The following tasks are considered as examples: maximizing a mathematical expression, the “SEND + MORE = MONEY” puzzle mentioned above, and ordering the items in a list to minimize the size of the list when compressed. The merit of this chapter, like many others, is that all concepts are shown in the context of a compact yet complete solution.
Search… The algorithms in this chapter were not new to me (except for A *), but the chapter is still interesting because of the examples it contains. The author demonstrates the principles of Breadth First Search and Depth First Search using the example of exiting a maze. Labyrinths are ordinary 9×9 grid cells, in which obstacles are randomly placed. Displayed on the screen using only ASCII characters. With the help of algorithms, a path through the grid is found, going diagonally, while avoiding obstacles. The path found in this way is also drawn through the maze.
You can easily change these programs to test how the algorithms work in different scenarios. After getting familiar with Breadth First Search, the author talks about A *. The difference is that the paths are drawn using a heuristic (Euclidean distance), which is used as a guideline and tells you which paths to draw first. The final example in this chapter uses a search function to help you get three missionaries and three ogres in a canoe across a river. The limitation is that the number of cannibals cannot exceed the number of missionaries either on the shore or in the boat, otherwise the cannibals will eat the missionaries. I think this is a very clever and interesting application of the search algorithm.

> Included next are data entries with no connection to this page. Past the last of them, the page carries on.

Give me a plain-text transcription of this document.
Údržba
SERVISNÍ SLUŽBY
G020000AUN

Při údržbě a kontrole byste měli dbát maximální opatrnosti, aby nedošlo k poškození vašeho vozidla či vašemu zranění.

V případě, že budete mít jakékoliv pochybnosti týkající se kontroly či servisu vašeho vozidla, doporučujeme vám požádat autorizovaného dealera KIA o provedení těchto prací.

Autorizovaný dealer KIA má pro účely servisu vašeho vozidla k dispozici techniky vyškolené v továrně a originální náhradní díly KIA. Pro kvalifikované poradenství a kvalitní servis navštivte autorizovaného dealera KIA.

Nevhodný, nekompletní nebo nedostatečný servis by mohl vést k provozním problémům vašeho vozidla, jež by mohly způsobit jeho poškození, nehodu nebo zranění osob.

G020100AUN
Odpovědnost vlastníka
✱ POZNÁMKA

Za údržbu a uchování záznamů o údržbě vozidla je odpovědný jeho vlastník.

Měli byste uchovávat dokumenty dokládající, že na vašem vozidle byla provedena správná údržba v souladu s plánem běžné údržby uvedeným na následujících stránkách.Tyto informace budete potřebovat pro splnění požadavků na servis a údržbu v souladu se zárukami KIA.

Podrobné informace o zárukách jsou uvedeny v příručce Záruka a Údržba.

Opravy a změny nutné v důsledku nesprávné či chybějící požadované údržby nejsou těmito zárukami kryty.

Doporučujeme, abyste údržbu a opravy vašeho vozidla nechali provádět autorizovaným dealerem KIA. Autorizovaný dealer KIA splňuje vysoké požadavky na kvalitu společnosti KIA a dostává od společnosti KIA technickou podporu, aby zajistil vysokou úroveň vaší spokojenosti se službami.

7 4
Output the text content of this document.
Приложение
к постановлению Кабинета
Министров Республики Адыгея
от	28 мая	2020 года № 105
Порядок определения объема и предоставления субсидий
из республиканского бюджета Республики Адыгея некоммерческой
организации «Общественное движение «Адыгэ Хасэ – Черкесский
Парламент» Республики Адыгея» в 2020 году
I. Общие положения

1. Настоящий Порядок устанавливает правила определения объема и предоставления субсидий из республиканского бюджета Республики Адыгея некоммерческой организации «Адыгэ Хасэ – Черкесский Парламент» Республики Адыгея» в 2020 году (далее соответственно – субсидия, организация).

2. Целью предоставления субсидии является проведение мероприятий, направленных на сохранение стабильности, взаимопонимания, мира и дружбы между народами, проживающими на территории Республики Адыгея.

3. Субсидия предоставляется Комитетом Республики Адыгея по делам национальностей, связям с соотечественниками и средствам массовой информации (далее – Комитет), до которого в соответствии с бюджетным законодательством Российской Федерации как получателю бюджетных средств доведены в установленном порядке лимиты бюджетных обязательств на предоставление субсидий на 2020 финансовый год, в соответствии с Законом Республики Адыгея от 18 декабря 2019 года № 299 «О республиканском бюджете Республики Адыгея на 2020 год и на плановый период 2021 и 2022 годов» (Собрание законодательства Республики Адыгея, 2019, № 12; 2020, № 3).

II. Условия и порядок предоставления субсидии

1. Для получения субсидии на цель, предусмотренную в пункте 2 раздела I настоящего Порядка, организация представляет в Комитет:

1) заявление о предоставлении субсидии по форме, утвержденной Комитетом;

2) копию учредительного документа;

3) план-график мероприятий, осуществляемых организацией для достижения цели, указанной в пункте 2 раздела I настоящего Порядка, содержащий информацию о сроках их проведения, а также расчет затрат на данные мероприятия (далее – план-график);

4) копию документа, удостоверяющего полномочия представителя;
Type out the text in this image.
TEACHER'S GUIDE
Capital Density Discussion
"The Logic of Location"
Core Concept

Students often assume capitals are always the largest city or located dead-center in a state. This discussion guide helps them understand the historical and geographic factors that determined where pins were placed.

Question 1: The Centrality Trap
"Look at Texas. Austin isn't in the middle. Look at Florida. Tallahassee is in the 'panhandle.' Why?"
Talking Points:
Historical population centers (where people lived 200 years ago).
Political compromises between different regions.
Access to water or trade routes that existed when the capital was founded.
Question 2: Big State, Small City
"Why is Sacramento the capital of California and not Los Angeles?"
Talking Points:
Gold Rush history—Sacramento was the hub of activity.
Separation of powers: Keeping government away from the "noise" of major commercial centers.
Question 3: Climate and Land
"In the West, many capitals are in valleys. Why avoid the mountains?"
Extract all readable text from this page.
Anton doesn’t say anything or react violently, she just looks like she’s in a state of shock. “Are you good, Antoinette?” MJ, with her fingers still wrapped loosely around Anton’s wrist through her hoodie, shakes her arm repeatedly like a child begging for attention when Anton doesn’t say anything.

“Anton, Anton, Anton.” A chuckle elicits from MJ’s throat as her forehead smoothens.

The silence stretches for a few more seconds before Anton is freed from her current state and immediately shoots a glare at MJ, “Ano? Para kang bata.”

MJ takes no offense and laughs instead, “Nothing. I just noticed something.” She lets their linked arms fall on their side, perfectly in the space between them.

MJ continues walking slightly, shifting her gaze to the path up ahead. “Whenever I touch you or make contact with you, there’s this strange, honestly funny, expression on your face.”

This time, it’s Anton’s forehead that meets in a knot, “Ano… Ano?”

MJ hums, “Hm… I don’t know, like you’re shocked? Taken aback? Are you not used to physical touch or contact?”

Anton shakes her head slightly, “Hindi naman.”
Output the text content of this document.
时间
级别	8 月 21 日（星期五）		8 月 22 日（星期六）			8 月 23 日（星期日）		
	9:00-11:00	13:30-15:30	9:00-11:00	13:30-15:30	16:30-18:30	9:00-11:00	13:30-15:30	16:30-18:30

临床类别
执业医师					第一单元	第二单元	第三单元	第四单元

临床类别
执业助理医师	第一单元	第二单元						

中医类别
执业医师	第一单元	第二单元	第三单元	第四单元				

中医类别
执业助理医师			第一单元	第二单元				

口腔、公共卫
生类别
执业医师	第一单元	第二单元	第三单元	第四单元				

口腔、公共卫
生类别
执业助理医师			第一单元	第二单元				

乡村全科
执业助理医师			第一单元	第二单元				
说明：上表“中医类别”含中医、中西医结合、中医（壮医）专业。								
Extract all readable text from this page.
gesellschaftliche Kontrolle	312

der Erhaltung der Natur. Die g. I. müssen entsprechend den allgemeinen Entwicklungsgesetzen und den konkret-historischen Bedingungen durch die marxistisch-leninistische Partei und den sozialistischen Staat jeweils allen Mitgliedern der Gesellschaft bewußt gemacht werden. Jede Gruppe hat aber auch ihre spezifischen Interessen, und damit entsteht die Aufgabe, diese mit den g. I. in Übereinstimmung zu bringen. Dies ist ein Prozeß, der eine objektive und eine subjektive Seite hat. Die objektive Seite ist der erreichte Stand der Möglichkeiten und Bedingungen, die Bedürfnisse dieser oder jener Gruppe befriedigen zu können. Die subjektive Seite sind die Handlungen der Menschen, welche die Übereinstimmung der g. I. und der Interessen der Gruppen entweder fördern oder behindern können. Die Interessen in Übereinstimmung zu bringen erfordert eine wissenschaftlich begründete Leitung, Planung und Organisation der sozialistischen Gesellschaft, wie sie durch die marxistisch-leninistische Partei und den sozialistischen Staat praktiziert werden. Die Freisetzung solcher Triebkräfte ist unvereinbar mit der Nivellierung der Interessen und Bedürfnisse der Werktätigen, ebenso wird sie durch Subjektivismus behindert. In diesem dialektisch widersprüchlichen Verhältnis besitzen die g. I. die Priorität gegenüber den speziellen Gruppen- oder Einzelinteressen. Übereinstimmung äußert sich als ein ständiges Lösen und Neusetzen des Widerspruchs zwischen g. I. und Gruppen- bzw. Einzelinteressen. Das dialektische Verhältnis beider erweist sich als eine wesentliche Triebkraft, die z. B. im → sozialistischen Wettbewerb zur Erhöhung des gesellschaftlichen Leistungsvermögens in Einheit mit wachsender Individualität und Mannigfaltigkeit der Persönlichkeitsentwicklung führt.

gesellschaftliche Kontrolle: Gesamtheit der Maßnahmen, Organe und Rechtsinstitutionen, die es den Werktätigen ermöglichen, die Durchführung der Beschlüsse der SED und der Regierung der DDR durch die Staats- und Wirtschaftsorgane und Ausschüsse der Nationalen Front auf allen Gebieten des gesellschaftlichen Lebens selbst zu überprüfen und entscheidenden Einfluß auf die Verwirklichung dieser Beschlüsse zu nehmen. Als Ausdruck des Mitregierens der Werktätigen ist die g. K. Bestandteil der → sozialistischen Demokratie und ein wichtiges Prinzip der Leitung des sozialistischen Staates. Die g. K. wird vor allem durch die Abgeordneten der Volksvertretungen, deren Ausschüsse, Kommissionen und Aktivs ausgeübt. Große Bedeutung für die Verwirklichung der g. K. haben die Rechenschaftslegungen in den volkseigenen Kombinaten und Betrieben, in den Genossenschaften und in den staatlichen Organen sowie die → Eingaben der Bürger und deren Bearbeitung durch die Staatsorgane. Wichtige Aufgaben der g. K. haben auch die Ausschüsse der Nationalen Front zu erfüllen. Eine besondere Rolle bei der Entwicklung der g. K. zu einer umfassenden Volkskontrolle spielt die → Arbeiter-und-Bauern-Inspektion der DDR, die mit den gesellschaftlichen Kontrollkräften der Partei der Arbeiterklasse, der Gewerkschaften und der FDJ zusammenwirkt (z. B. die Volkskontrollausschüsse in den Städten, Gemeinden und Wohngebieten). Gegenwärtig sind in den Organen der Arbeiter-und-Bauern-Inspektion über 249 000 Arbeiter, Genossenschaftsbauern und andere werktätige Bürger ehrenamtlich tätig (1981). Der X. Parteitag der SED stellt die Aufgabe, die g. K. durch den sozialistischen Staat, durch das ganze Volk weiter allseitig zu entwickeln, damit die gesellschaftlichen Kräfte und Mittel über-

Other chapters contain algorithms that I am already familiar with.
Simple tasks (first chapter). The first chapter contains many small examples. It first describes the different ways to calculate Fibonacci numbers (in particular, recursive, with memoization, iterative, and with a Python generator). The next section discusses bit manipulation for compression and XOR ciphers. Finally, we will need recursion in this chapter to solve the Hanoi Towers problem.
Graph problems… Chapter 4 discusses graph algorithms for finding the shortest path and minimum spanning tree, using a map of the United States as an example. Dijkstra’s algorithm is also considered.
K-Means Clustering… This chapter shows you how to group data points into a predetermined number of clusters based on the relative distance from each point to the center of the cluster. The examples in this chapter were not as interesting to me as the examples in the other chapters.
Other tasks… The final chapter deals with the knapsack problem, the traveling salesman problem, and the mnemonics of telephone numbers.
WHAT WOULD YOU ATTACH
All programs use Python’s type hints. I have an ambivalent attitude to such tips. On the one hand, types contribute to a better understanding of the program. But on the other hand, I am not used to seeing them in Python, and sometimes I had to understand these hints first before I started to understand the logic of the program.
If you want to complain about a section, then the one that talks about dynamic programming. In my opinion, it lacks completeness. Dynamic programming is a tricky thing, and if you are going to use it in real-world solutions, you will need additional examples on this topic.
The main reasons why I really liked this book are the breadth of the algorithms considered, full-fledged (at the same time, compact solutions) that are easy to investigate on their own, as well as interesting examples selected to illustrate the algorithms.